To remove any question about loops etc I made a nice simple flat piece of code for the testing:
gpucode:
.GPU
.ORG G_RAM
movei #$F10036,r0 ; The JPIT Readable counter
movei #startval,r1 ; where we are going to store our start counter
movei #endval,r2 ; where we are going to store our end counter
moveq #0,r3 ; start counter value reg
moveq #0,r4 ; end counter value reg
; get the current counter value
loadw (r0),r3 ; save this in the start counter reg
; now for some busy work
rept 400 ; 400 repetitions
moveq #4,r10
move r12,13
moveq #6,r11
move r14,r15
endr
; get the counter now
loadw (r0),r4
nop
nop
nop
; save our counters
store r3,(r1)
store r4,(r2)
; lots of pointless faffing just to make sure the writes have completed
nop
nop
nop
nop
; change the screen colour so we know we have finished faffing
movei #BG,r20
movei #$4400000,r21
nop
nop
store r21,(r20)
moveq #0,r5 ; stop the GPU
movei #G_CTRL,r6
nop
nop
store r5,(r6)
nop
nop
nop
As you can see, nothing amazingly complex, and the test code performs no reads or writes, these are pure and simple instructions which should all complete in a single operation. The results from this little test are quite telling, but not surprising really:
I ran the test 3 times for each, the values output are the hex values of the timer, as I simply reset the Jaguar with the jcp -r command the JPIT counter doesn’t actually reset but carries on regardless! (I didn’t know that until now! learning! isn’t science great! 😀 ) This is why the values move around, but the interesting part is the difference between the two values, this represents how long it took to complete our 1200 lines of code (4*400). So first up, running the code in local RAM on the chip:
$d44c – $cae2 = $96a = 2410
$988c – $8f4f = $93e = 2531
$8d48 – $83e6 = $962 = 2402
Average of about 2448 ticks to complete 1200 instructions
And now EXACTLY the same code in Main RAM
$f519 – $a335 = $51e4 = 20964
$7567 – $23a5 = $51c2 = 20930
$86e9 – $3519 = $51d0 = 20944
Average of about 20946!!
That is almost 10 times slower!! and these instructions don’t really do ANYTHING! and this is on a system where the only other thing running is the 68K which is sat patiently waiting for results to appear. If additional padding nops were added to code to make jumps work, or there were instructions that actually accessed other areas of main RAM, or perhaps even WRITE to main RAM.. well things are going to get slower and I dare say more messy as the RAM page is flipped back and forth..
So my verdict.. run it in Local people, there may be some situations where it may be necessary to run in main, I would view these as the edge cases, minorities.
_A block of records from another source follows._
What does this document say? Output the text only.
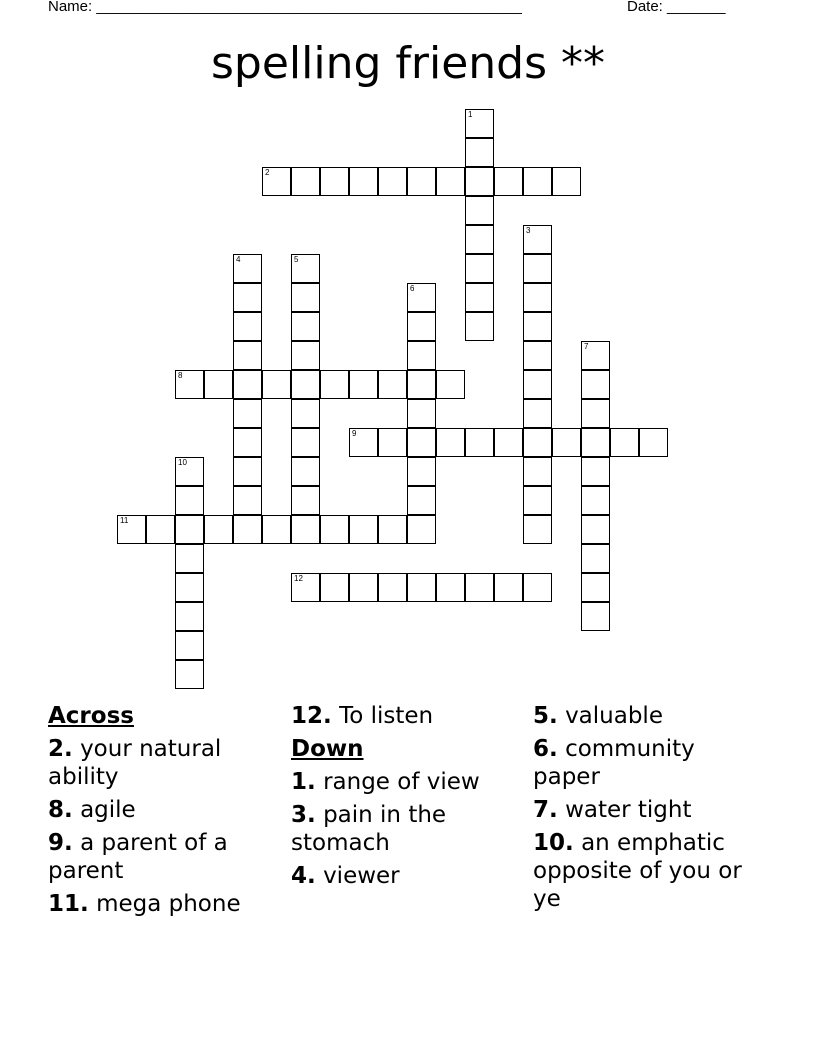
Name: ___________________________________________________	Date: _______
spelling friends **
1
2
3
4	5
6
7
8
9
10
11
12
Across
2. your natural ability
8. agile
9. a parent of a parent
11. mega phone
12. To listen
Down
1. range of view
3. pain in the stomach
4. viewer
5. valuable
6. community paper
7. water tight
10. an emphatic opposite of you or ye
It should be possible to pretty much run everything in local, a bit of thought and some paging of code if required should be all that’s needed to keep your GPU code running in a tip-toppety fashion.
Hopefully people will find this an informative and useful read. At the end of the day this is a hobby, if you want to run your code in main, go for it! have fun! enjoy what you are doing! but just don’t expect it to be the most snappy code.